At a set contrast, the discrimination accuracy progressively increased with gap size (Landolt C) and decreased with spatial frequency (gratings), as expected (Fig. 9). However, the different simulations showed differences for the two stimuli as well. For example, the ON-only performance was similar to “learned” performance for in the Landolt C experiment, while it was generally lower and depended less strongly on spatial frequency in the gratings experiment. Thus, simulations reveal that certain visual stimuli may be more effective than others in inferring the mechanisms mediating successful prosthetic vision in the clinic.

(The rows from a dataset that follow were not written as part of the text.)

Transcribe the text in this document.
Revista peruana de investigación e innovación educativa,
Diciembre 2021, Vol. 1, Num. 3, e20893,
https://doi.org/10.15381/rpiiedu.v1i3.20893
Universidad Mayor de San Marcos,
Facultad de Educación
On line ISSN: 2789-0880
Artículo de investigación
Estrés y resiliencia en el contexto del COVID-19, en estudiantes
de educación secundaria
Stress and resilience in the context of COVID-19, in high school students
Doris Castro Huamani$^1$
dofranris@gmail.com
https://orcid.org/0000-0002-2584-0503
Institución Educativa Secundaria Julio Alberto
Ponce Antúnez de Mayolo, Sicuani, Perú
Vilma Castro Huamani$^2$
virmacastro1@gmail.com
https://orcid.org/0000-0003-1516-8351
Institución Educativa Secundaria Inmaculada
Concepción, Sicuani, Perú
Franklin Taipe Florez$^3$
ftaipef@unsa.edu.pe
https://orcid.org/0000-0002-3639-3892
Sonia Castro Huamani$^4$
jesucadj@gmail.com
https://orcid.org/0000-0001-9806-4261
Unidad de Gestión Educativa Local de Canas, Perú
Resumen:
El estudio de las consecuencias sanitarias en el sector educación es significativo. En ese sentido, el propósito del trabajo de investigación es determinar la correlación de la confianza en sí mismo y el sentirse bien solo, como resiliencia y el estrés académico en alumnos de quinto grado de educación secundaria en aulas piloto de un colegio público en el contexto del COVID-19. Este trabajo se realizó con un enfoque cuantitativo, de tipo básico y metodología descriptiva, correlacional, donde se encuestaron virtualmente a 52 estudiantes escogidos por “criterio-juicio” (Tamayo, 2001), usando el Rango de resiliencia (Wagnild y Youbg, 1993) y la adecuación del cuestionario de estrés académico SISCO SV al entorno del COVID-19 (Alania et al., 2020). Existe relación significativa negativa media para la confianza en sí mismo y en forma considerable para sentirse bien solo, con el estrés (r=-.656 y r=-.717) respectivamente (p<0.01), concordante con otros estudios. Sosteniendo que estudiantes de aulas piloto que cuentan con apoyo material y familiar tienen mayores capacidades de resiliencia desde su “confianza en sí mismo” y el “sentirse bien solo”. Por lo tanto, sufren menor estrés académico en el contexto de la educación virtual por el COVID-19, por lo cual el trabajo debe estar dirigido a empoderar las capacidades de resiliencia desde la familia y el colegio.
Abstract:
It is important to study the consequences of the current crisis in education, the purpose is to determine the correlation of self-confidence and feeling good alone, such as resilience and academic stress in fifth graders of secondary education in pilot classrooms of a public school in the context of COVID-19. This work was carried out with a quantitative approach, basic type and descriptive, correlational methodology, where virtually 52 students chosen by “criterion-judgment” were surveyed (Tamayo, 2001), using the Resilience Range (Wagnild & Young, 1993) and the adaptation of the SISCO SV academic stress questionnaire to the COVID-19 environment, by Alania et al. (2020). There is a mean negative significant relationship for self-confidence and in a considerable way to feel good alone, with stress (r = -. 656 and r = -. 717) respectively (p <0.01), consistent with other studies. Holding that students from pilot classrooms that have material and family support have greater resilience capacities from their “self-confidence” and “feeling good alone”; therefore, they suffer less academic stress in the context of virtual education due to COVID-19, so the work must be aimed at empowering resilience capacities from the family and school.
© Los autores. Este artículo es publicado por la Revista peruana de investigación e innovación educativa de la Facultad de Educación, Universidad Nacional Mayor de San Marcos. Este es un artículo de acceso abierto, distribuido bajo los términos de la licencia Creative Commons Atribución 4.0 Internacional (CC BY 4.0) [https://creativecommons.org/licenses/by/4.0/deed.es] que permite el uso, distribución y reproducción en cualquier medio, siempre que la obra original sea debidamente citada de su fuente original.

Note that healthy orientation discrimination performance was unrealistically high compared to normal human performance: patients have been tested for gratings at a contrast of 100%, and many fail to discriminate between stimuli at any spatial frequency (Stingl et al. 2015, Stingl et al. 2013). This may be in part because the classification simulation has unrealistic prior “knowledge” of the stimulus pattern and location, and because the retinal simulation captures only some of the biological noise introduced in the retina and none of the noise introduced downstream of the retina. Thus, a meaningful quantitative prediction of absolute behavioral performance would require a more realistic simulation of visual discrimination, including consideration of the size of the stimulus, the task, the nature of the classifier applied to the simulated output, and assumptions about noise in the retina and the central visual system. The present results, instead, mainly point out relative differences in expected performance across different stimuli.
Dynamic reconstruction
The above simulations were all performed using only static spatial images and integrated RGC responses, ignoring time. However, the linear reconstruction framework extends naturally to time-varying stimuli and RGC responses, and reconstructed image sequences. In a dynamic reconstruction, a given spike from a given RGC adds a specific spatio-temporal filter to the reconstruction, aligned in time with the spike (see Rieke et al, 1997). These contributions are summed over cells and over time. Although a quantitative assessment of performance and learning was not performed, dynamic reconstruction produced recognizable estimates of visual perception over time in both the natural and prosthesis simulation conditions (Fig. 10 and supplemental movies). In principle, these movies could be compared to patient reports with dynamic stimuli. Note that the dynamic reconstructions revealed persistent temporal structure in natural scenes, not visible in the still frames, which could improve performance on behavioral tasks.
Discussion
A simulation framework was developed to explore visual perception and learning with a retinal prosthesis. The framework produced three primary predictions. First, as expected, artificial vision mediated by a prosthesis may be severely limited by the indiscriminate activation of ON and OFF cells, but dominance of ON cell activation could mitigate this effect. Second, learning by the patient could in principle produce substantial enhancements in performance, in part by compensating for the lack of cell type specificity. Finally, learning could enable somewhat greater benefits from technology enhancement, such as reduction of electrode spacing and current spread. Below, we discuss the assumptions underlying the simulation framework, its utility for future technology development, and major caveats.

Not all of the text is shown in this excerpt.